Last night was the first time in three years I’ve cried because I missed home. I had a craving for fields. Yes fields. And woods. And the smell of bonfires. And strawberries. Summer and autumn sights and smells. So if you dropped me back in the UK right now I’d swear at the cold and the snow and get back on the next plane, tossing my rose-tinted glasses into the bin on the way.
But most of all I was crying for my family and friends.
An email from my brother triggered it. Talk of my nieces and nephews. An email from my best friend too, with the butterfly heart-beating possibility that she might be coming to visit in March. The hope of that being tempered by the possibility she may not, just squeezed my emotions in such a way I burst into tears. OK, there was also the fact of a tax bill I have no idea how I’m going to pay. It had been a hard week.

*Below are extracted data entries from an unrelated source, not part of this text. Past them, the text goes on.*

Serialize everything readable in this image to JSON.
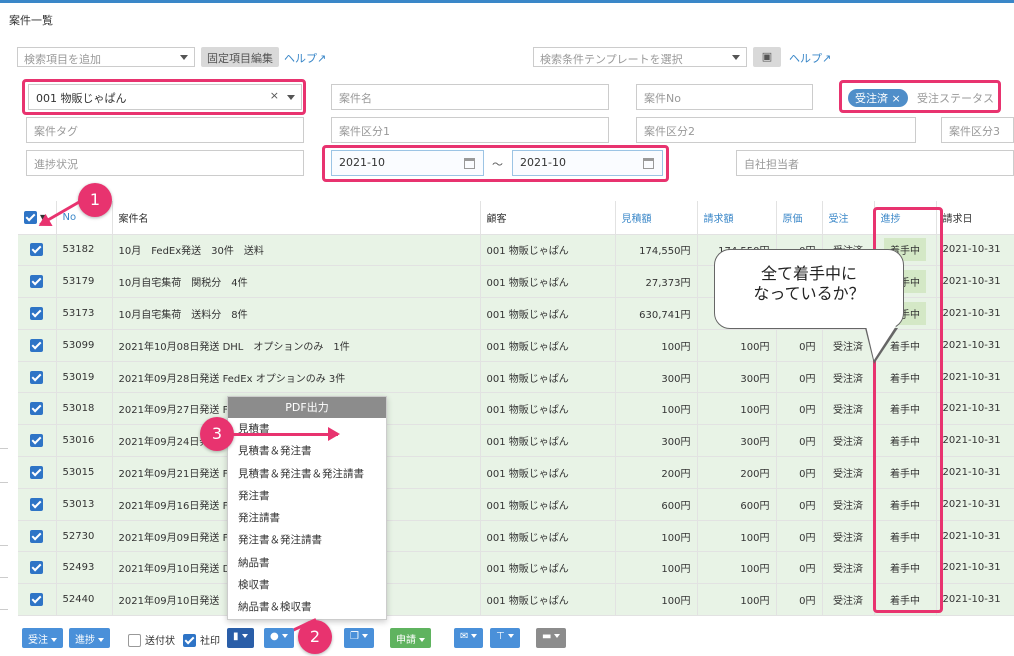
{
  "page": {
    "title": "案件一覧"
  },
  "search": {
    "add_item_placeholder": "検索項目を追加",
    "fixed_edit_label": "固定項目編集",
    "help_label": "ヘルプ",
    "template_placeholder": "検索条件テンプレートを選択",
    "help2_label": "ヘルプ",
    "customer_value": "001 物販じゃぱん",
    "customer_clear": "×",
    "case_name_placeholder": "案件名",
    "case_no_placeholder": "案件No",
    "status_chip": "受注済 ×",
    "status_placeholder": "受注ステータス",
    "tag_placeholder": "案件タグ",
    "div1_placeholder": "案件区分1",
    "div2_placeholder": "案件区分2",
    "div3_placeholder": "案件区分3",
    "progress_placeholder": "進捗状況",
    "date_from": "2021-10",
    "date_sep": "～",
    "date_to": "2021-10",
    "manager_placeholder": "自社担当者"
  },
  "table": {
    "headers": [
      "",
      "No",
      "案件名",
      "顧客",
      "見積額",
      "請求額",
      "原価",
      "受注",
      "進捗",
      "請求日"
    ],
    "rows": [
      {
        "no": "53182",
        "name": "10月　FedEx発送　30件　送料",
        "customer": "001 物販じゃぱん",
        "estimate": "174,550円",
        "invoice": "174,550円",
        "cost": "0円",
        "order": "受注済",
        "progress": "着手中",
        "date": "2021-10-31"
      },
      {
        "no": "53179",
        "name": "10月自宅集荷　関税分　4件",
        "customer": "001 物販じゃぱん",
        "estimate": "27,373円",
        "invoice": "27,373円",
        "cost": "0円",
        "order": "受注済",
        "progress": "着手中",
        "date": "2021-10-31"
      },
      {
        "no": "53173",
        "name": "10月自宅集荷　送料分　8件",
        "customer": "001 物販じゃぱん",
        "estimate": "630,741円",
        "invoice": "630,741円",
        "cost": "0円",
        "order": "受注済",
        "progress": "着手中",
        "date": "2021-10-31"
      },
      {
        "no": "53099",
        "name": "2021年10月08日発送 DHL　オプションのみ　1件",
        "customer": "001 物販じゃぱん",
        "estimate": "100円",
        "invoice": "100円",
        "cost": "0円",
        "order": "受注済",
        "progress": "着手中",
        "date": "2021-10-31"
      },
      {
        "no": "53019",
        "name": "2021年09月28日発送 FedEx オプションのみ 3件",
        "customer": "001 物販じゃぱん",
        "estimate": "300円",
        "invoice": "300円",
        "cost": "0円",
        "order": "受注済",
        "progress": "着手中",
        "date": "2021-10-31"
      },
      {
        "no": "53018",
        "name": "2021年09月27日発送 F",
        "customer": "001 物販じゃぱん",
        "estimate": "100円",
        "invoice": "100円",
        "cost": "0円",
        "order": "受注済",
        "progress": "着手中",
        "date": "2021-10-31"
      },
      {
        "no": "53016",
        "name": "2021年09月24日発送",
        "customer": "001 物販じゃぱん",
        "estimate": "300円",
        "invoice": "300円",
        "cost": "0円",
        "order": "受注済",
        "progress": "着手中",
        "date": "2021-10-31"
      },
      {
        "no": "53015",
        "name": "2021年09月21日発送 F",
        "customer": "001 物販じゃぱん",
        "estimate": "200円",
        "invoice": "200円",
        "cost": "0円",
        "order": "受注済",
        "progress": "着手中",
        "date": "2021-10-31"
      },
      {
        "no": "53013",
        "name": "2021年09月16日発送 F",
        "customer": "001 物販じゃぱん",
        "estimate": "600円",
        "invoice": "600円",
        "cost": "0円",
        "order": "受注済",
        "progress": "着手中",
        "date": "2021-10-31"
      },
      {
        "no": "52730",
        "name": "2021年09月09日発送 F",
        "customer": "001 物販じゃぱん",
        "estimate": "100円",
        "invoice": "100円",
        "cost": "0円",
        "order": "受注済",
        "progress": "着手中",
        "date": "2021-10-31"
      },
      {
        "no": "52493",
        "name": "2021年09月10日発送 D",
        "customer": "001 物販じゃぱん",
        "estimate": "100円",
        "invoice": "100円",
        "cost": "0円",
        "order": "受注済",
        "progress": "着手中",
        "date": "2021-10-31"
      },
      {
        "no": "52440",
        "name": "2021年09月10日発送",
        "customer": "001 物販じゃぱん",
        "estimate": "100円",
        "invoice": "100円",
        "cost": "0円",
        "order": "受注済",
        "progress": "着手中",
        "date": "2021-10-31"
      }
    ]
  },
  "callout": {
    "line1": "全て着手中に",
    "line2": "なっているか？"
  },
  "steps": {
    "one": "1",
    "two": "2",
    "three": "3"
  },
  "pdf_menu": {
    "header": "PDF出力",
    "items": [
      "見積書",
      "見積書＆発注書",
      "見積書＆発注書＆発注請書",
      "発注書",
      "発注請書",
      "発注書＆発注請書",
      "納品書",
      "検収書",
      "納品書＆検収書"
    ]
  },
  "footer": {
    "order_btn": "受注",
    "progress_btn": "進捗",
    "sent_label": "送付状",
    "seal_label": "社印",
    "apply_btn": "申請"
  },
  "colors": {
    "highlight": "#e8336f",
    "accent": "#3a87c8",
    "row_bg": "#e8f3e6"
  },
  "icons": [
    "help-external-icon",
    "save-icon",
    "calendar-icon",
    "document-icon",
    "copy-icon",
    "mail-icon",
    "filter-icon",
    "print-icon"
  ]
}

Hard in that after three years, John and I are still finding our feet here financially. We walked out of well-paid jobs into a life of instability but outrageous potential. To pick yourself up from nothing and get back to a state of feeling comfortable takes a lot of hard work or a lottery win.
Though maybe that’s the point. Maybe ‘comfortable’ is not a place I subconsciously want to reside in. Being uncomfortable makes me work hard, push boundaries, try new things, keep trying new things when the first ones fail, keep throwing stuff at the wall in the hopes that one day something will stick. Would comfortable equal lazy and complacent? It’s a possibility.

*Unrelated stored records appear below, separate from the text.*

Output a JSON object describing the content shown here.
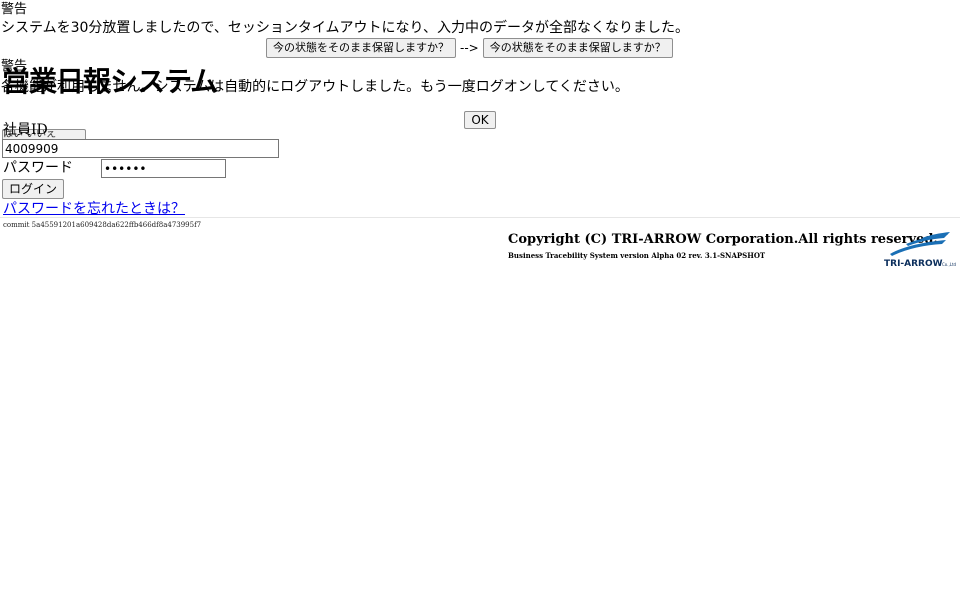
{
  "warning": {
    "title": "警告",
    "message": "システムを30分放置しましたので、セッションタイムアウトになり、入力中のデータが全部なくなりました。",
    "button_keep_left": "今の状態をそのまま保留しますか？",
    "arrow": "-->",
    "button_keep_right": "今の状態をそのまま保留しますか？"
  },
  "warning2": {
    "title": "警告",
    "message": "各機能が利用しません。システムは自動的にログアウトしました。もう一度ログオンしてください。",
    "ok_label": "OK"
  },
  "app": {
    "title": "営業日報システム"
  },
  "ghost": {
    "label": "はい いいえ"
  },
  "login": {
    "employee_id_label": "社員ID",
    "employee_id_value": "4009909",
    "password_label": "パスワード",
    "password_value": "••••••",
    "login_button": "ログイン",
    "forgot_link": "パスワードを忘れたときは？"
  },
  "footer": {
    "commit": "commit 5a45591201a609428da622ffb466df8a473995f7",
    "copyright": "Copyright (C) TRI-ARROW Corporation.All rights reserved.",
    "version": "Business Tracebility System version Alpha 02 rev. 3.1-SNAPSHOT",
    "logo_text": "TRI-ARROW",
    "logo_suffix": "Co.,Ltd",
    "logo_color": "#1a6fb5"
  }
}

My mum asked in an email ‘why not come home?’ and even through my tears (some now of guilt) I smiled and shuddered. Because even though I miss fields and strawberries (Kintamani ones have nothing on English ones) and bonfires and family and friends I could never move back there.
It’s hard to explain to people who haven’t been here. I have days where I hate Bali (the days when I’m told that ‘no your hard drive still hasn’t arrived from Singapore because it’s been diverted via Surabaya and now they’re holding it back until we pay a bribe’…the days when the internet fails for no reason and it takes a week before anyone can fix it…the days when I’m told I have a black magic curse on me) sure. But 99% of the time I love it here. And that’s not just because I don’t have to do the dishes.
I love who Alula is here. I love the world she gets to grow up in – this magical TV-free, advertising-free place where she is so, so happy. Never has a 6 year old child been so innocent. She’s growing into a conscious, kind, generous, empathetic and wildly imaginative child, as at home in a developing Asian world as in a first world city, able to flit between an American and English accent before ordering a juice in Bahasa.
Yesterday she said to us ‘I love living in Bali’ before skipping off to play among the butterflies.
I love that just as Alula gets to be creative and explore her imagination 100% of the time, so do I.
I love that John’s creativity has soared and he’s poured it into two incredible new businesses to inspire others’ creativity and connection.
I love the friends we have made here – all passionate, creative and entrepreneurial.
The word I keep coming back to is creativity. And the more I reflect on it the more I realize that for me, creativity has become a central component of living. It’s one of the main things that now gives my life meaning. Not always happiness that’s for sure, but definitely meaning. I see it give meaning to John and to Alula every single day as well. This is how we live now. We can’t ever go back from that. It’s inconceivable.
Which isn’t to say you can’t be creative in the UK. But it’s a hell of a lot harder. It would be something we squeezed in between going to work, doing the dishes and prising Alula away from CBBC.
This place is where we get to explore outrageous possibilities unfettered and unhindered, supported by the energy and people around us. So no, we’re not moving back to the UK.
While so much potential has been fulfilled there’s still so much ahead of us.